Appare quindi evidente come il dibattito etico su questo particolare settore delle neuroscienze sia attuale e stringente fornendo, attualmente, più domande che risposte anche a causa delle evoluzioni tecnologiche a cui stiamo assistendo tra cui la più banale deriva dall’introduzione del web che ha prodotto nuovi quesiti riguardo l’etica del marketing e l’uso di tale strumento, quali l’invadenza nell’uso del web, la violazione della privacy elettronica, la promozione di prodotti discutibili e l’aggressione a  categorie vulnerabili.

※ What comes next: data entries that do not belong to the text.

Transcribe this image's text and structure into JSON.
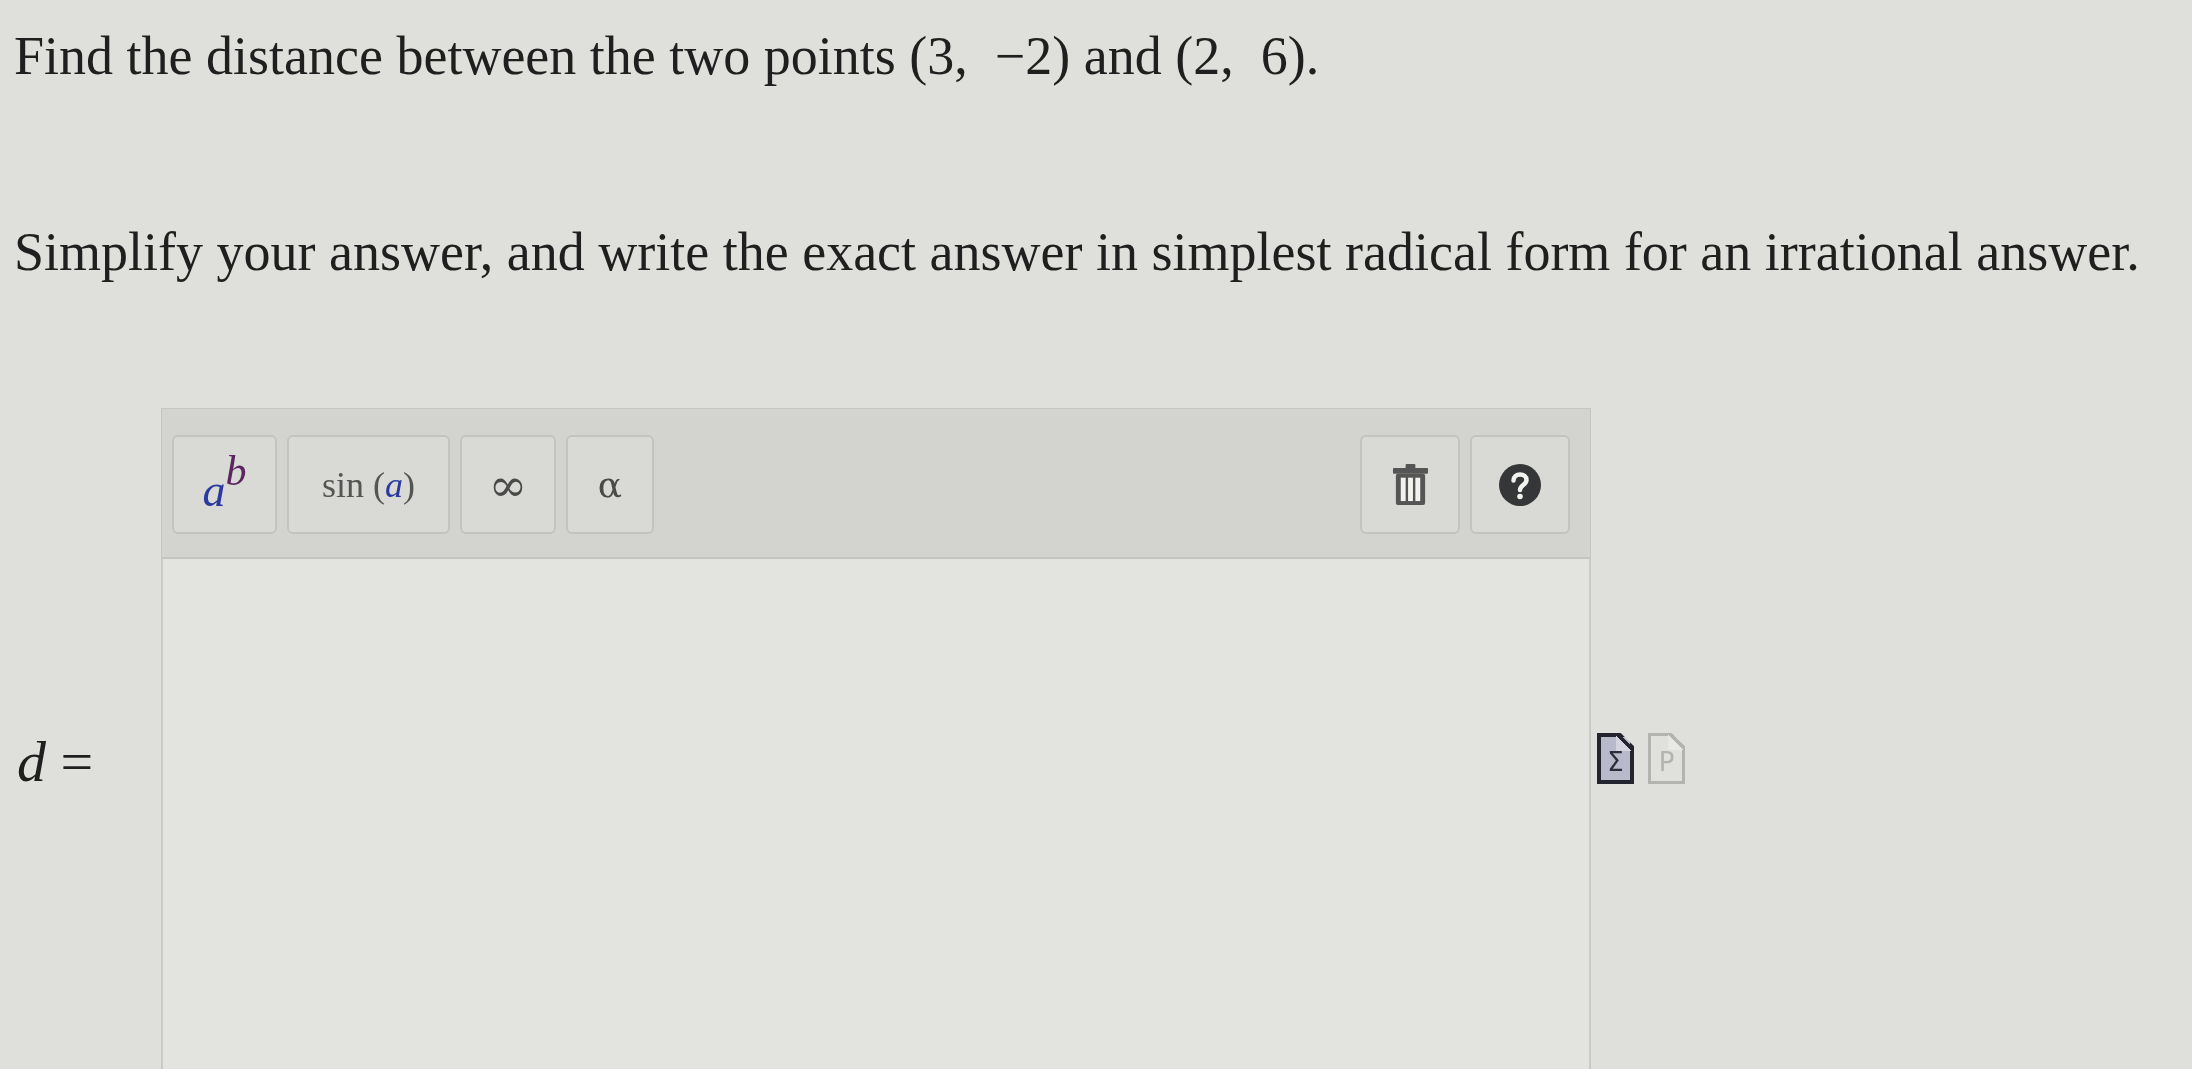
{
  "question": {
    "prompt": "Find the distance between the two points (3,  −2) and (2,  6).",
    "instruction": "Simplify your answer, and write the exact answer in simplest radical form for an irrational answer."
  },
  "answer": {
    "label": "*d* =",
    "toolbar": {
      "buttons": [
        {
          "kind": "power",
          "base": "a",
          "exponent": "b"
        },
        {
          "kind": "function",
          "label": "sin (*a*)"
        },
        {
          "kind": "symbol",
          "label": "∞"
        },
        {
          "kind": "symbol",
          "label": "α"
        }
      ],
      "tools": [
        {
          "kind": "trash"
        },
        {
          "kind": "help"
        }
      ]
    },
    "formats": [
      {
        "symbol": "Σ",
        "selected": true
      },
      {
        "symbol": "P",
        "selected": false
      }
    ]
  }
}
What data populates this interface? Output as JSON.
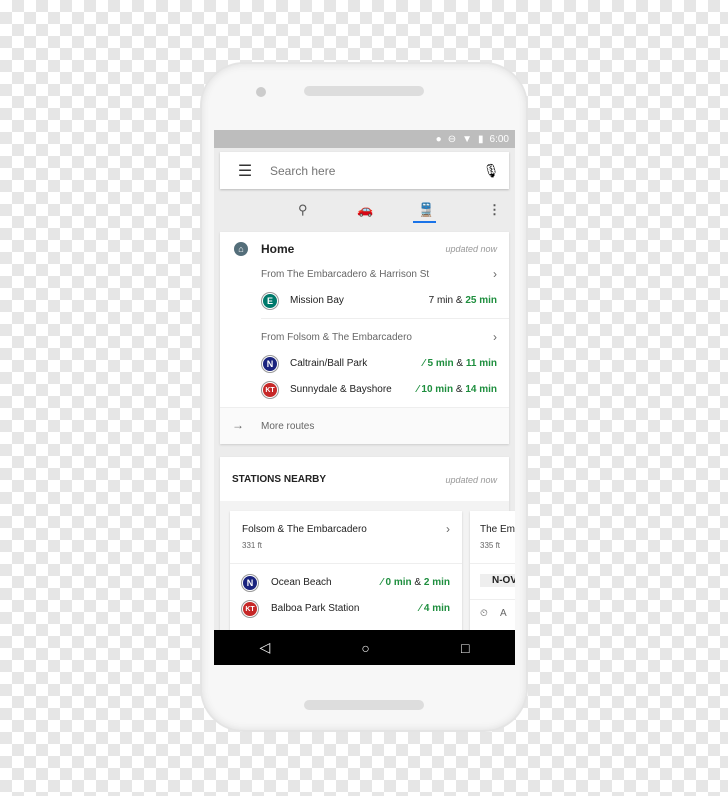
{
  "status_bar": {
    "time": "6:00",
    "icons": [
      "location-icon",
      "dnd-icon",
      "wifi-icon",
      "signal-icon",
      "battery-icon"
    ]
  },
  "search": {
    "placeholder": "Search here"
  },
  "modes": [
    {
      "icon": "explore-icon"
    },
    {
      "icon": "car-icon"
    },
    {
      "icon": "transit-icon",
      "active": true
    },
    {
      "icon": "more-icon"
    }
  ],
  "accent": "#1a73e8",
  "home": {
    "title": "Home",
    "updated": "updated now",
    "groups": [
      {
        "from": "From The Embarcadero & Harrison St",
        "routes": [
          {
            "badge": "E",
            "color": "#00796b",
            "dest": "Mission Bay",
            "t1": "7 min",
            "t2": "25 min",
            "t1_live": false
          }
        ]
      },
      {
        "from": "From Folsom & The Embarcadero",
        "routes": [
          {
            "badge": "N",
            "color": "#1a237e",
            "dest": "Caltrain/Ball Park",
            "t1": "5 min",
            "t2": "11 min",
            "t1_live": true
          },
          {
            "badge": "KT",
            "color": "#c62828",
            "dest": "Sunnydale & Bayshore",
            "t1": "10 min",
            "t2": "14 min",
            "t1_live": true
          }
        ]
      }
    ],
    "more": "More routes"
  },
  "amp": "&",
  "stations": {
    "title": "STATIONS NEARBY",
    "updated": "updated now",
    "cards": [
      {
        "name": "Folsom & The Embarcadero",
        "dist": "331 ft",
        "routes": [
          {
            "badge": "N",
            "dest": "Ocean Beach",
            "t1": "0 min",
            "t2": "2 min"
          },
          {
            "badge": "KT",
            "dest": "Balboa Park Station",
            "t1": "4 min"
          }
        ]
      },
      {
        "name": "The Em",
        "dist": "335 ft",
        "line": "N-OV",
        "extra": "A"
      }
    ]
  },
  "nav": {
    "back": "◁",
    "home": "○",
    "recent": "□"
  }
}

Per cercare di dare una risposta a questi interrogativi o comunque regolamentare in qualche modo l'uso di queste tecnichesi sono studiati alcuni test per valutare il grado di eticità delle decisioni di marketing come ad esempio il test della sovranità del consumatore di Smith e Quelch o il test test delle otto domande di Laczniak.

L'esecuzione di questi test è relativamente semplice ma la loro efficacia è soggetta al senso morale del manager, soprattutto in relazione alla “quantità” di sovranità da concedere al consumatore. Rimane anche da sottolineare la difficoltà oggettiva di pervenire ad una efficace teoria normativa in quest'area della gestione aziendale, per le differenti condizioni di storia, tempo, contesto e vincoli di sostenibilità.